The Walking Dead 2x04, "Cherokee Rose"

By Karen Moul

The Walking DeadIt was another slow week on The Walking Dead. In TWD time Sophia has only been missing three days, but in viewer time this is week four and Darryl is the only person who cares if she's still alive. More and more it looks like the search for the missing child is simply a device to develop Darryl's character. And while it seems to be working (if forum chatter is any indication, he's a very popular character), viewers are increasingly frustrated with the glacial pace of this season's storytelling.

ShaneAs usual the best parts of the show were the brief moments that centered on Shane. It's not clear what he's thinking, or perhaps he's not thinking at all. Last week he wasn't exactly lying about how Otis died, he merely omitted a few key facts. But when asked to speak at the funeral he added some dialogue that never happened. Granted, Otis' widow really put him on the spot, but Shane needs to be careful. The more he talks, the greater the chance that he will slip up and the other characters will begin to notice inconsistencies in his story.

Later, Shane's conversation with Andrea confirmed what we thought last week – that he isn't crazy, he simply did what he had to do. His brief monologue here was amazing. Shane spoke about instinct, making decisions, and acting without thinking because others are counting on you. "Somebody's gonna die, you better hope that you're the one that's making that decision." He basically explained to us what flashed through his mind in the moment he decided to shoot Otis. And in that scene he didn't seem like a crazy person, he seemed like a guy who had a split second to make a tough decision, one that he's perhaps not 100% at peace with.

And it does seem that Shane feels some degree of guilt. He talked about what it is like to kill a man and told Andrea "When you get it done, you have to forget it. I guess I haven't got that last part down yet." Perhaps the reason he's talking so much is because on some unconscious level he wants the truth to come out?

The big news, however, was the revelation that Lori is pregnant. In light of this situation the feelings she expressed last week make a little more sense. It seemed inexplicable that she really thought Carl would be better off dead. Now we know that when she spoke of this no longer being a world for children, she was thinking not of Carl but of her unborn child.

The other major development was Maggie and Glenn having sex. This went down almost exactly as it did in the comic, at least as far as her matter-of-fact offer and the complete lack of romance or intimacy. The comic, however, is not necessarily an indicator of what happens on TV, and at this point it's anyone's guess if this "one-time thing" will become a romance.

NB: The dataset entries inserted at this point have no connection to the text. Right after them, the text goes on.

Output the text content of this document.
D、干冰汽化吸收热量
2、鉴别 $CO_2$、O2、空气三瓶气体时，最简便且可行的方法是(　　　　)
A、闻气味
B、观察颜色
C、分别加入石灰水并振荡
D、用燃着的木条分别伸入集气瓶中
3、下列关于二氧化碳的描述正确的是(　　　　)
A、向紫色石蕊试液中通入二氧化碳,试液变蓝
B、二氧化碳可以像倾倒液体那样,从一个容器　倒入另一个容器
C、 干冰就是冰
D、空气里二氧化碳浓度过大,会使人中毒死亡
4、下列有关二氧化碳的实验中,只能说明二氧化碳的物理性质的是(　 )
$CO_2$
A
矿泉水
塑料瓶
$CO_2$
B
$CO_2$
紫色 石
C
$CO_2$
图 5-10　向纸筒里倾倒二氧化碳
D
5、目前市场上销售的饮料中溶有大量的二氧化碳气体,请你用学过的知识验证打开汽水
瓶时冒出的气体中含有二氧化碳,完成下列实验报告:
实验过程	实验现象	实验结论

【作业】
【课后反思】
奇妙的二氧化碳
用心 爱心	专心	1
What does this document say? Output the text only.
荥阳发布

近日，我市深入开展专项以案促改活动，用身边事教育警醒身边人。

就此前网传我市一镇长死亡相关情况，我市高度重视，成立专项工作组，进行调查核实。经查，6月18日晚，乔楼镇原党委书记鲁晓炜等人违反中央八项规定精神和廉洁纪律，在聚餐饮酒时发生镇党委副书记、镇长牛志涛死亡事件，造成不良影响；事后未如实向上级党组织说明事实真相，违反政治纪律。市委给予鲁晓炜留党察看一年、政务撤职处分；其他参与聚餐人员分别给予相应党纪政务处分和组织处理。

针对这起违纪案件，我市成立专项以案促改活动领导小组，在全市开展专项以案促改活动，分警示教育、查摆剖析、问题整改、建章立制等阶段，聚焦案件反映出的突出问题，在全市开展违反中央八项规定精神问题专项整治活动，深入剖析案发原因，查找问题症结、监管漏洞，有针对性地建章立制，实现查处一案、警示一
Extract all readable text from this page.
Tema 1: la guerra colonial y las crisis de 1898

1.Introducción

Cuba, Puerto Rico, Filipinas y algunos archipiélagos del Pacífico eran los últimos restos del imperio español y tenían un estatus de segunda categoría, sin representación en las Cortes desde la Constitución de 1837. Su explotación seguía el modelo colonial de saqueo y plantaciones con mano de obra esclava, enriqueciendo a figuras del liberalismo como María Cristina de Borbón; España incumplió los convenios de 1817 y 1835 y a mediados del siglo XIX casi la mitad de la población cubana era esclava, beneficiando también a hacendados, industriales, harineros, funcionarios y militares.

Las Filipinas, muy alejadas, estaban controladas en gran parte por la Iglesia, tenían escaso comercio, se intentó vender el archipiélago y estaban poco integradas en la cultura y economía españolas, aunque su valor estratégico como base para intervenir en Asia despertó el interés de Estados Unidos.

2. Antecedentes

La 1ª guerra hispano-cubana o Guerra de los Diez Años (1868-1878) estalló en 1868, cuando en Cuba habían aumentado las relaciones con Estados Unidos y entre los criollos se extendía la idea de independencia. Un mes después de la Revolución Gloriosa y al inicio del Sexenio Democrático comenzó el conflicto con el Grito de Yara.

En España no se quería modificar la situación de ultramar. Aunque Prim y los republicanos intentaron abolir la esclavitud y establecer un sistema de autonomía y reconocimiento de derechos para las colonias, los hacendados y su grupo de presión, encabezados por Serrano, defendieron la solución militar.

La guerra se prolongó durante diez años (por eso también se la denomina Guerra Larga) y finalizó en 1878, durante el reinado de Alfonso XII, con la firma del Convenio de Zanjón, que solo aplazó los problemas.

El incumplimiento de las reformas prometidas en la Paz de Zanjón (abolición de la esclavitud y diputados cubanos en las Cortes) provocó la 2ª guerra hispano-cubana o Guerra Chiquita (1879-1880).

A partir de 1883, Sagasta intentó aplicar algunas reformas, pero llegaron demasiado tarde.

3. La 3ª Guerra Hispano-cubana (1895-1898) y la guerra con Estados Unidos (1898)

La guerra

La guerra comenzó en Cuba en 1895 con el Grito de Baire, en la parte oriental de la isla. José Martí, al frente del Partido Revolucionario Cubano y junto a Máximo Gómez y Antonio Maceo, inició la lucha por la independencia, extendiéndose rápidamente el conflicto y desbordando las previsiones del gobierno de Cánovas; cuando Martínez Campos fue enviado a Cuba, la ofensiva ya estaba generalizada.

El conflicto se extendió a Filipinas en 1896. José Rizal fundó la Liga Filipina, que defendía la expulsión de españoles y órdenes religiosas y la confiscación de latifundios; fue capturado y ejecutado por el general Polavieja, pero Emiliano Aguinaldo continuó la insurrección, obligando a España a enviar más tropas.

A few more things to keep our eyes on:
  • Rick's loss of faith was evident again this week. What do we make of him very conspicuously putting his badges away? Robert Kirkman has said that The Walking Dead is a study of how extreme situations can change people. Has Rick lost faith in his moral principles too? Is he going to relax or even abandon his personal code?
  • The zombie in the well subplot was entertaining but ultimately pointless. We learned that Maggie has never seen a walker killed. Team Herschel is very sheltered, they have no idea what it's like out there.
  • Why doesn't Herschel want Rick and Co. setting up camp by the barn? What's in there? And more importantly, why is he so adamant that the gang can't stay permanently? Is he worried about scarce resources or is something else on his mind?